Aquila Acquisition Corporation is a blank-check company that was formed to acquire a technology-enabled company in the new economy sectors in Asia, with a focus on China.
ZG Group is the world's largest digital platform for third-party steel transactions. It was the first in China to offer a one-stop integrated suite of B2B services covering the entire value chain of steel transactions. These services include online steel transactions, logistics, warehousing and processing, fintech solutions, SaaS products, and big data analytics. ZG Group connects key participants in the steel transaction industry onto its digital platform, providing them with a more efficient and convenient way to conduct business.
“We take pride in being one of the law firms involved in Hong Kong’s first de-SPAC transaction. SPAC transactions are inherently complex, our teams understand the right processes to move quickly in this rapidly evolving area,” Allen & Overy Hong Kong partner Lina Lee stated.
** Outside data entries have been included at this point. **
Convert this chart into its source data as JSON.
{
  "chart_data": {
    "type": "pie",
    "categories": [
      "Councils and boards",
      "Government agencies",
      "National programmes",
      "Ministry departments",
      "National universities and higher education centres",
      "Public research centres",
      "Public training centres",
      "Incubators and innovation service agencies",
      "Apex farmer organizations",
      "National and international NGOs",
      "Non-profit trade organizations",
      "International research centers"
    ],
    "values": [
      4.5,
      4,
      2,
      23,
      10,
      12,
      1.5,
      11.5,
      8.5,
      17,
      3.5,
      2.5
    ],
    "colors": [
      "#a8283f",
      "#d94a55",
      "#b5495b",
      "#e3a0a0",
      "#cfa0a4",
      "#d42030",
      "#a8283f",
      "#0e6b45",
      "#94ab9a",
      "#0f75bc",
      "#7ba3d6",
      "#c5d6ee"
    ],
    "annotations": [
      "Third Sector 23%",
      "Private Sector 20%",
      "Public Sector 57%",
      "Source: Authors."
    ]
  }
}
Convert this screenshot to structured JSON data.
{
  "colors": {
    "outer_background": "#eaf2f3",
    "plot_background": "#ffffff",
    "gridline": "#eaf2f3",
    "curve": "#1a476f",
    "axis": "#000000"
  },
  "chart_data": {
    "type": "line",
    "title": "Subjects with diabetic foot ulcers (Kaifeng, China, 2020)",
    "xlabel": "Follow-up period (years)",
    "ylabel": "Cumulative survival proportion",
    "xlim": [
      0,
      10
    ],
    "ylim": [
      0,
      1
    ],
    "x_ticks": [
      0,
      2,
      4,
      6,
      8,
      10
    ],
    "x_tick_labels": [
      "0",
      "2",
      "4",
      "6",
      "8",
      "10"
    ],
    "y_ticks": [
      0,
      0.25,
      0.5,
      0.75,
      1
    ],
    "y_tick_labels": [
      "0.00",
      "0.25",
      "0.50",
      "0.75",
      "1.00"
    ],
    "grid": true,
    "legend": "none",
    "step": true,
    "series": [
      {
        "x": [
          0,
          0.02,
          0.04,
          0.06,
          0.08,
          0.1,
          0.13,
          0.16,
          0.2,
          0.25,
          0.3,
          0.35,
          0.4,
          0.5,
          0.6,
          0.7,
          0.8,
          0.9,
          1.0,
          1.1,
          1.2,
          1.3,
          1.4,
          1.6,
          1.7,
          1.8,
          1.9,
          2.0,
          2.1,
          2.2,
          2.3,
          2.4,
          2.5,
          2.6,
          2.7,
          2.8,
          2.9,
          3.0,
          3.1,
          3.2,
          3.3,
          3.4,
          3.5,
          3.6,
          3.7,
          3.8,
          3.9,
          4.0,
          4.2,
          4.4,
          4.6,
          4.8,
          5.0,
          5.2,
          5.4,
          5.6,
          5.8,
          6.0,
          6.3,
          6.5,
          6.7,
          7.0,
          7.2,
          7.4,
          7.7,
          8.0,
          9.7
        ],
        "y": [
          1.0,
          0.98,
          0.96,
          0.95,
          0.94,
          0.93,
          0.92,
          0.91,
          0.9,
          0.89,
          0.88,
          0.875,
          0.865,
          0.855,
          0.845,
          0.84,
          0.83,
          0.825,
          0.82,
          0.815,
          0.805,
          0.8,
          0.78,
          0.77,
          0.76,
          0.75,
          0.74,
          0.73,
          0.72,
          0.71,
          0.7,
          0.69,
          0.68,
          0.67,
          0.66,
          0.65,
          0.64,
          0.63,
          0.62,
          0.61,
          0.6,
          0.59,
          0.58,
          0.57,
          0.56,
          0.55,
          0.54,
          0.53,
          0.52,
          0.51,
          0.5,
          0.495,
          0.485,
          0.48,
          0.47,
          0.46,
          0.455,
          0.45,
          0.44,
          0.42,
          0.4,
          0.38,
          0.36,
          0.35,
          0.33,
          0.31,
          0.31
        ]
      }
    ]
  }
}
The leadership of the Allen & Overy team is spearheaded by partner Lina Lee, based in Hong Kong, and Counsel Ryan Tou. They receive valuable assistance from Matthew Chan and Rachel Chan, along with support from Rosie Wang, Hannah Huang, and Tim Qiao, who are part of A&O's joint operation partner in Shanghai, Shanghai Lang Yue Law Firm.
Partners Alexander Stathopoulos and Kung-Wei Liu contribute their expertise in US securities law, and they are supported by Rong Wang. For sanctions analysis, valuable advice is offered by Nick Ognibene and Zoe Guan.